DougZ, thank you so much! I will give these a try!

You’re more than welcome. Let me know if you have any questions about the settings. Good luck!

Unfortunately still no luck with your settings. I thought I had something when I changed a few other settings. Almost got a full print until it came off the bed. Added a larger brim and went again but it stopped extruding and got chewed up on the next 2 attempts. So back to the drawing board. I will still keep plugging away since I cannot return it (don’t need a store credit for a place whose filament does not print for me).

Thanks!

That’s too bad. Sorry I couldn’t help. If they’d give you credit why not try a different spool? Maybe the natural like I had? Very pleased with the resulting product and finish (but I was specifically looking for the resulting natural color). Just thinking you may have gotten a bad spool. Good luck!

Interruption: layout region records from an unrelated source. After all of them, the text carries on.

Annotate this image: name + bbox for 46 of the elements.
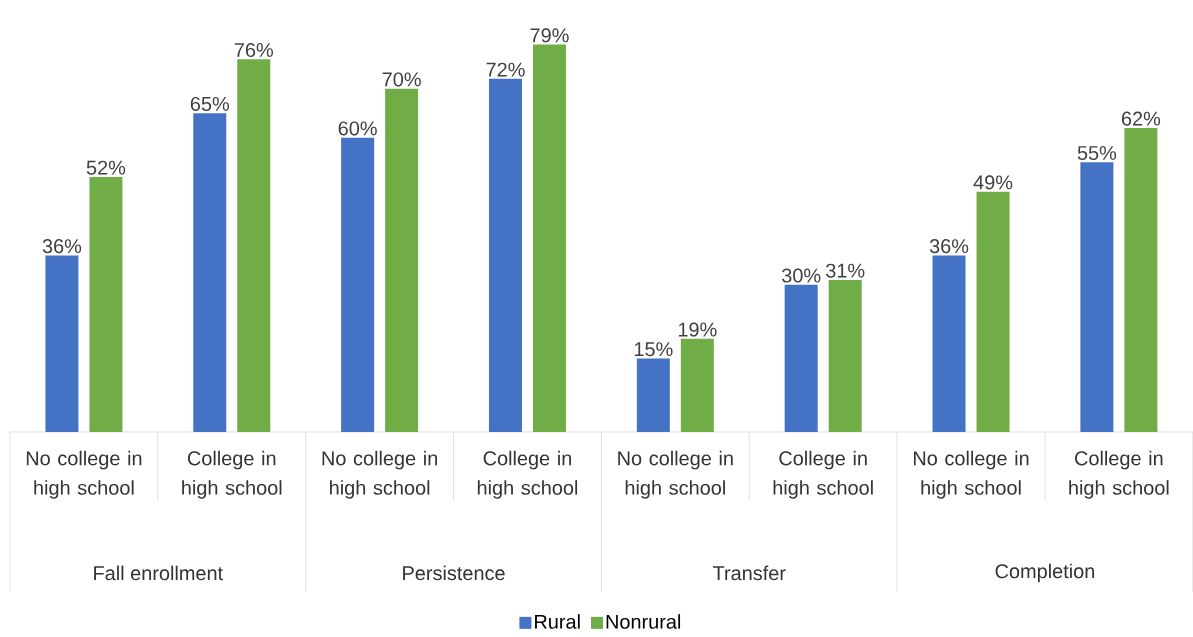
text: Fall enrollment <box>94 565 223 581</box>
data-label: 49% <box>973 175 1013 190</box>
bar <box>193 113 227 432</box>
x-tick-label: No college in high school <box>618 450 733 499</box>
bar <box>89 176 123 432</box>
data-label: 79% <box>530 28 569 43</box>
x-tick-label: College in high school <box>477 450 578 499</box>
data-label: 31% <box>826 263 865 278</box>
bar <box>784 284 818 432</box>
data-label: 72% <box>486 62 525 77</box>
bar <box>532 44 566 432</box>
bar <box>45 255 79 432</box>
legend-label: Rural <box>535 614 580 629</box>
x-tick-label: No college in high school <box>26 450 142 499</box>
bar <box>488 78 522 432</box>
x-tick-label: College in high school <box>182 450 282 499</box>
data-label: 36% <box>42 239 82 254</box>
bar <box>341 137 375 432</box>
data-label: 55% <box>1077 146 1117 161</box>
data-label: 15% <box>634 342 673 357</box>
text: Completion <box>995 563 1095 583</box>
bar <box>680 338 714 432</box>
x-tick-label: College in high school <box>1069 450 1169 499</box>
text: Persistence <box>403 565 505 581</box>
data-label: 19% <box>678 322 717 337</box>
bar <box>1124 127 1158 432</box>
bar <box>385 88 419 432</box>
data-label: 60% <box>338 121 377 136</box>
bar <box>636 358 670 432</box>
x-tick-label: No college in high school <box>322 450 437 499</box>
x-tick-label: No college in high school <box>913 450 1029 499</box>
data-label: 70% <box>382 72 421 87</box>
bar <box>976 191 1010 432</box>
x-tick-label: College in high school <box>773 450 873 499</box>
data-label: 30% <box>782 268 821 283</box>
data-label: 52% <box>86 160 126 175</box>
bar <box>237 59 271 432</box>
data-label: 65% <box>190 96 229 112</box>
legend-label: Nonrural <box>606 614 681 629</box>
text: Transfer <box>712 565 786 581</box>
data-label: 76% <box>234 42 273 58</box>
data-label: 62% <box>1121 111 1161 126</box>
data-label: 36% <box>929 239 969 254</box>
bar <box>1080 162 1114 432</box>
bar <box>828 279 862 432</box>
bar <box>932 255 966 432</box>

No worres, thanks for the help!

I thought about giving another roll/color a try but after reading a bunch of forums posts around the internet, few people have good luck with this filament so I am going to try some 3D Fuel APLA. I had some Amazon GCs so I will give that a try and see how it goes.

Thanks again!
Rich

Understood. Hopefully you’ll have good luck with the APLA. I was at a Micro Center recently and got a few 100g sample rolls of some Algix 3D APLA (I think they make the 3D Fuel stuff) and it printed very nicely. I started with the default Cura profile for the eSUN PLA then tweaked as necessary based on the printing tips provided on the Algix 3D website. Good luck!